G-protein-coupled receptor kinase 2 (GRK2) is an enzyme that in humans is encoded by the ADRBK1 gene. GRK2 was initially called Beta-adrenergic receptor kinase (βARK or βARK1), and is a member of the G protein-coupled receptor kinase subfamily of the Ser/Thr protein kinases that is most highly similar to GRK3(βARK2).

== Functions ==

G protein-coupled receptor kinases phosphorylate activated G protein-coupled receptors, which promotes the binding of an arrestin protein to the receptor. Arrestin binding to phosphorylated, active receptor prevents receptor stimulation of heterotrimeric G protein transducer proteins, blocking their cellular signaling and resulting in receptor desensitization. Arrestin binding also directs receptors to specific cellular internalization pathways, removing the receptors from the cell surface and also preventing additional activation. Arrestin binding to phosphorylated, active receptor also enables receptor signaling through arrestin partner proteins. Thus the GRK/arrestin system serves as a complex signaling switch for G protein-coupled receptors.
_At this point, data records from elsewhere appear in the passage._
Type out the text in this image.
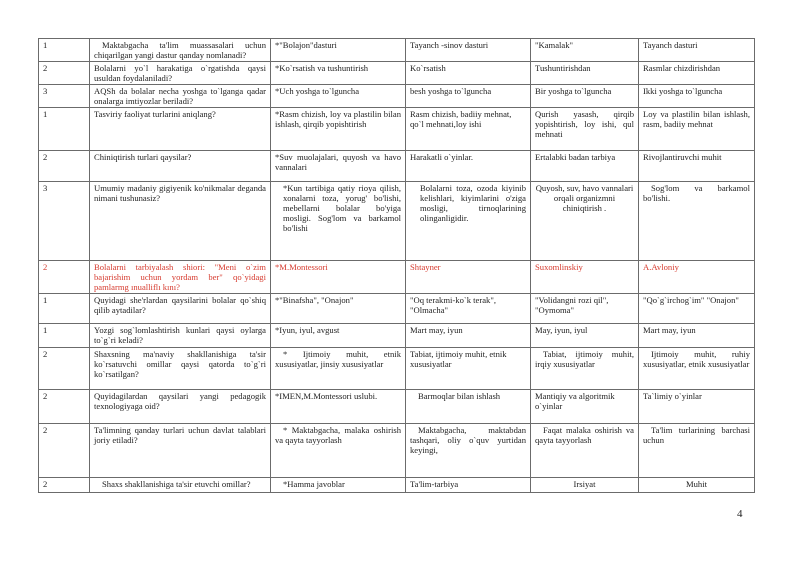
1	Maktabgacha ta'lim muassasalari uchun chiqarilgan yangi dastur qanday nomlanadi?	*"Bolajon"dasturi	Tayanch -sinov dasturi	"Kamalak"	Tayanch dasturi
2	Bolalarni yo`l harakatiga o`rgatishda qaysi usuldan foydalaniladi?	*Ko`rsatish va tushuntirish	Ko`rsatish	Tushuntirishdan	Rasmlar chizdirishdan
3	AQSh da bolalar necha yoshga to`lganga qadar onalarga imtiyozlar beriladi?	*Uch yoshga to`lguncha	besh yoshga to`lguncha	Bir yoshga to`lguncha	Ikki yoshga to`lguncha
1	Tasviriy faoliyat turlarini aniqlang?	*Rasm chizish, loy va plastilin bilan ishlash, qirqib yopishtirish	Rasm chizish, badiiy mehnat, qo`l mehnati,loy ishi	Qurish yasash, qirqib yopishtirish, loy ishi, qul mehnati	Loy va plastilin bilan ishlash, rasm, badiiy mehnat
2	Chiniqtirish turlari qaysilar?	*Suv muolajalari, quyosh va havo vannalari	Harakatli o`yinlar.	Ertalabki badan tarbiya	Rivojlantiruvchi muhit
3	Umumiy madaniy gigiyenik ko'nikmalar deganda nimani tushunasiz?	*Kun tartibiga qatiy rioya qilish, xonalarni toza, yorug' bo'lishi, mebellarni bolalar bo'yiga mosligi. Sog'lom va barkamol bo'lishi	Bolalarni toza, ozoda kiyinib kelishlari, kiyimlarini o'ziga mosligi, tirnoqlarining olinganligidir.	Quyosh, suv, havo vannalari orqali organizmni chiniqtirish .	Sog'lom va barkamol bo'lishi.
2	Bolalarni tarbiyalash shiori: "Meni o`zim bajarishim uchun yordam ber" qo`yidagi pamlarmg ınualliflı kını?	*M.Montessori	Shtayner	Suxomlinskiy	A.Avloniy
1	Quyidagi she'rlardan qaysilarini bolalar qo`shiq qilib aytadilar?	*"Binafsha", "Onajon"	"Oq terakmi-ko`k terak", "Olmacha"	"Volidangni rozi qil", "Oymoma"	"Qo`g`irchog`im" "Onajon"
1	Yozgi sog`lomlashtirish kunlari qaysi oylarga to`g`ri keladi?	*Iyun, iyul, avgust	Mart may, iyun	May, iyun, iyul	Mart may, iyun
2	Shaxsning ma'naviy shakllanishiga ta'sir ko`rsatuvchi omillar qaysi qatorda to`g`ri ko`rsatilgan?	* Ijtimoiy muhit, etnik xususiyatlar, jinsiy xususiyatlar	Tabiat, ijtimoiy muhit, etnik xususiyatlar	Tabiat, ijtimoiy muhit, irqiy xususiyatlar	Ijtimoiy muhit, ruhiy xususiyatlar, etnik xususiyatlar
2	Quyidagilardan qaysilari yangi pedagogik texnologiyaga oid?	*IMEN,M.Montessori uslubi.	Barmoqlar bilan ishlash	Mantiqiy va algoritmik o`yinlar	Ta`limiy o`yinlar
2	Ta'limning qanday turlari uchun davlat talablari joriy etiladi?	* Maktabgacha, malaka oshirish va qayta tayyorlash	Maktabgacha, maktabdan tashqari, oliy o`quv yurtidan keyingi,	Faqat malaka oshirish va qayta tayyorlash	Ta'lim turlarining barchasi uchun
2	Shaxs shakllanishiga ta'sir etuvchi omillar?	*Hamma javoblar	Ta'lim-tarbiya	Irsiyat	Muhit
4
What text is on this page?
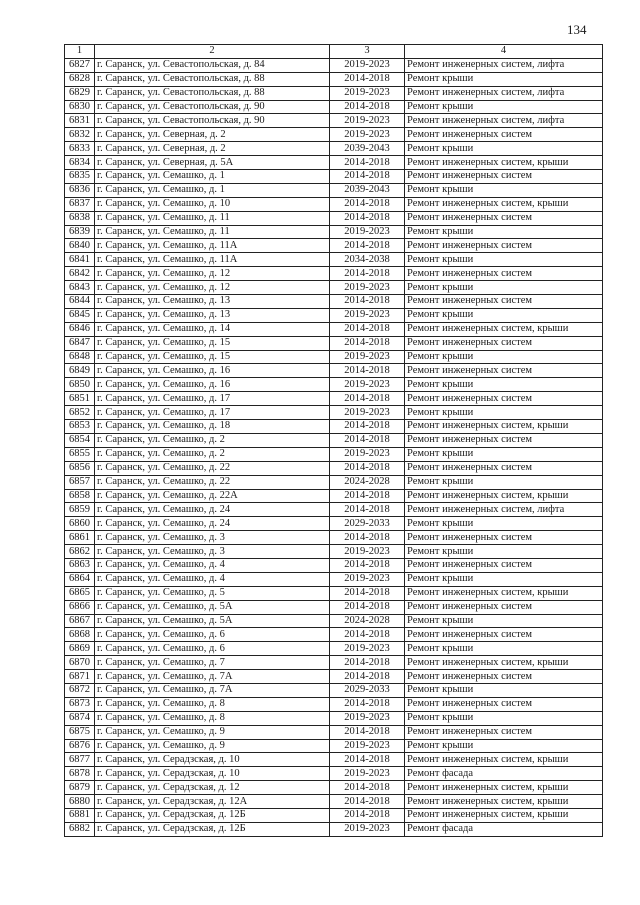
134
1	2	3	4
6827	г. Саранск, ул. Севастопольская, д. 84	2019-2023	Ремонт инженерных систем, лифта
6828	г. Саранск, ул. Севастопольская, д. 88	2014-2018	Ремонт крыши
6829	г. Саранск, ул. Севастопольская, д. 88	2019-2023	Ремонт инженерных систем, лифта
6830	г. Саранск, ул. Севастопольская, д. 90	2014-2018	Ремонт крыши
6831	г. Саранск, ул. Севастопольская, д. 90	2019-2023	Ремонт инженерных систем, лифта
6832	г. Саранск, ул. Северная, д. 2	2019-2023	Ремонт инженерных систем
6833	г. Саранск, ул. Северная, д. 2	2039-2043	Ремонт крыши
6834	г. Саранск, ул. Северная, д. 5А	2014-2018	Ремонт инженерных систем, крыши
6835	г. Саранск, ул. Семашко, д. 1	2014-2018	Ремонт инженерных систем
6836	г. Саранск, ул. Семашко, д. 1	2039-2043	Ремонт крыши
6837	г. Саранск, ул. Семашко, д. 10	2014-2018	Ремонт инженерных систем, крыши
6838	г. Саранск, ул. Семашко, д. 11	2014-2018	Ремонт инженерных систем
6839	г. Саранск, ул. Семашко, д. 11	2019-2023	Ремонт крыши
6840	г. Саранск, ул. Семашко, д. 11А	2014-2018	Ремонт инженерных систем
6841	г. Саранск, ул. Семашко, д. 11А	2034-2038	Ремонт крыши
6842	г. Саранск, ул. Семашко, д. 12	2014-2018	Ремонт инженерных систем
6843	г. Саранск, ул. Семашко, д. 12	2019-2023	Ремонт крыши
6844	г. Саранск, ул. Семашко, д. 13	2014-2018	Ремонт инженерных систем
6845	г. Саранск, ул. Семашко, д. 13	2019-2023	Ремонт крыши
6846	г. Саранск, ул. Семашко, д. 14	2014-2018	Ремонт инженерных систем, крыши
6847	г. Саранск, ул. Семашко, д. 15	2014-2018	Ремонт инженерных систем
6848	г. Саранск, ул. Семашко, д. 15	2019-2023	Ремонт крыши
6849	г. Саранск, ул. Семашко, д. 16	2014-2018	Ремонт инженерных систем
6850	г. Саранск, ул. Семашко, д. 16	2019-2023	Ремонт крыши
6851	г. Саранск, ул. Семашко, д. 17	2014-2018	Ремонт инженерных систем
6852	г. Саранск, ул. Семашко, д. 17	2019-2023	Ремонт крыши
6853	г. Саранск, ул. Семашко, д. 18	2014-2018	Ремонт инженерных систем, крыши
6854	г. Саранск, ул. Семашко, д. 2	2014-2018	Ремонт инженерных систем
6855	г. Саранск, ул. Семашко, д. 2	2019-2023	Ремонт крыши
6856	г. Саранск, ул. Семашко, д. 22	2014-2018	Ремонт инженерных систем
6857	г. Саранск, ул. Семашко, д. 22	2024-2028	Ремонт крыши
6858	г. Саранск, ул. Семашко, д. 22А	2014-2018	Ремонт инженерных систем, крыши
6859	г. Саранск, ул. Семашко, д. 24	2014-2018	Ремонт инженерных систем, лифта
6860	г. Саранск, ул. Семашко, д. 24	2029-2033	Ремонт крыши
6861	г. Саранск, ул. Семашко, д. 3	2014-2018	Ремонт инженерных систем
6862	г. Саранск, ул. Семашко, д. 3	2019-2023	Ремонт крыши
6863	г. Саранск, ул. Семашко, д. 4	2014-2018	Ремонт инженерных систем
6864	г. Саранск, ул. Семашко, д. 4	2019-2023	Ремонт крыши
6865	г. Саранск, ул. Семашко, д. 5	2014-2018	Ремонт инженерных систем, крыши
6866	г. Саранск, ул. Семашко, д. 5А	2014-2018	Ремонт инженерных систем
6867	г. Саранск, ул. Семашко, д. 5А	2024-2028	Ремонт крыши
6868	г. Саранск, ул. Семашко, д. 6	2014-2018	Ремонт инженерных систем
6869	г. Саранск, ул. Семашко, д. 6	2019-2023	Ремонт крыши
6870	г. Саранск, ул. Семашко, д. 7	2014-2018	Ремонт инженерных систем, крыши
6871	г. Саранск, ул. Семашко, д. 7А	2014-2018	Ремонт инженерных систем
6872	г. Саранск, ул. Семашко, д. 7А	2029-2033	Ремонт крыши
6873	г. Саранск, ул. Семашко, д. 8	2014-2018	Ремонт инженерных систем
6874	г. Саранск, ул. Семашко, д. 8	2019-2023	Ремонт крыши
6875	г. Саранск, ул. Семашко, д. 9	2014-2018	Ремонт инженерных систем
6876	г. Саранск, ул. Семашко, д. 9	2019-2023	Ремонт крыши
6877	г. Саранск, ул. Серадзская, д. 10	2014-2018	Ремонт инженерных систем, крыши
6878	г. Саранск, ул. Серадзская, д. 10	2019-2023	Ремонт фасада
6879	г. Саранск, ул. Серадзская, д. 12	2014-2018	Ремонт инженерных систем, крыши
6880	г. Саранск, ул. Серадзская, д. 12А	2014-2018	Ремонт инженерных систем, крыши
6881	г. Саранск, ул. Серадзская, д. 12Б	2014-2018	Ремонт инженерных систем, крыши
6882	г. Саранск, ул. Серадзская, д. 12Б	2019-2023	Ремонт фасада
GRK2 and the closely related GRK3 phosphorylate receptors at sites that encourage arrestin-mediated receptor desensitization, internalization and trafficking rather than arrestin-mediated signaling (in contrast to GRK5 and GRK6, which have the opposite effect). This difference is one basis for pharmacological biased agonism (also called functional selectivity), where a drug binding to a receptor may bias that receptor’s signaling toward a particular subset of the actions stimulated by that receptor.

GRK2 is expressed broadly in tissues, but generally at higher levels than the related GRK3. GRK2 was originally identified as a protein kinase that phosphorylated the β2-adrenergic receptor, and has been most extensively studied as a regulator of adrenergic receptors (and other GPCRs) in the heart, where it has been proposed as a drug target to treat heart failure. Strategies to inhibit GRK2 include using small molecules (including Paroxetine and Compound-101) and using gene therapy approaches utilizing regulatory domains of GRK2 (particularly overexpressing the carboxy terminal pleckstrin-homology (PH) domain that binds the G protein βγ-subunit complex and inhibits GRK2 activation (often called the “βARKct”), or just a peptide from this PH domain).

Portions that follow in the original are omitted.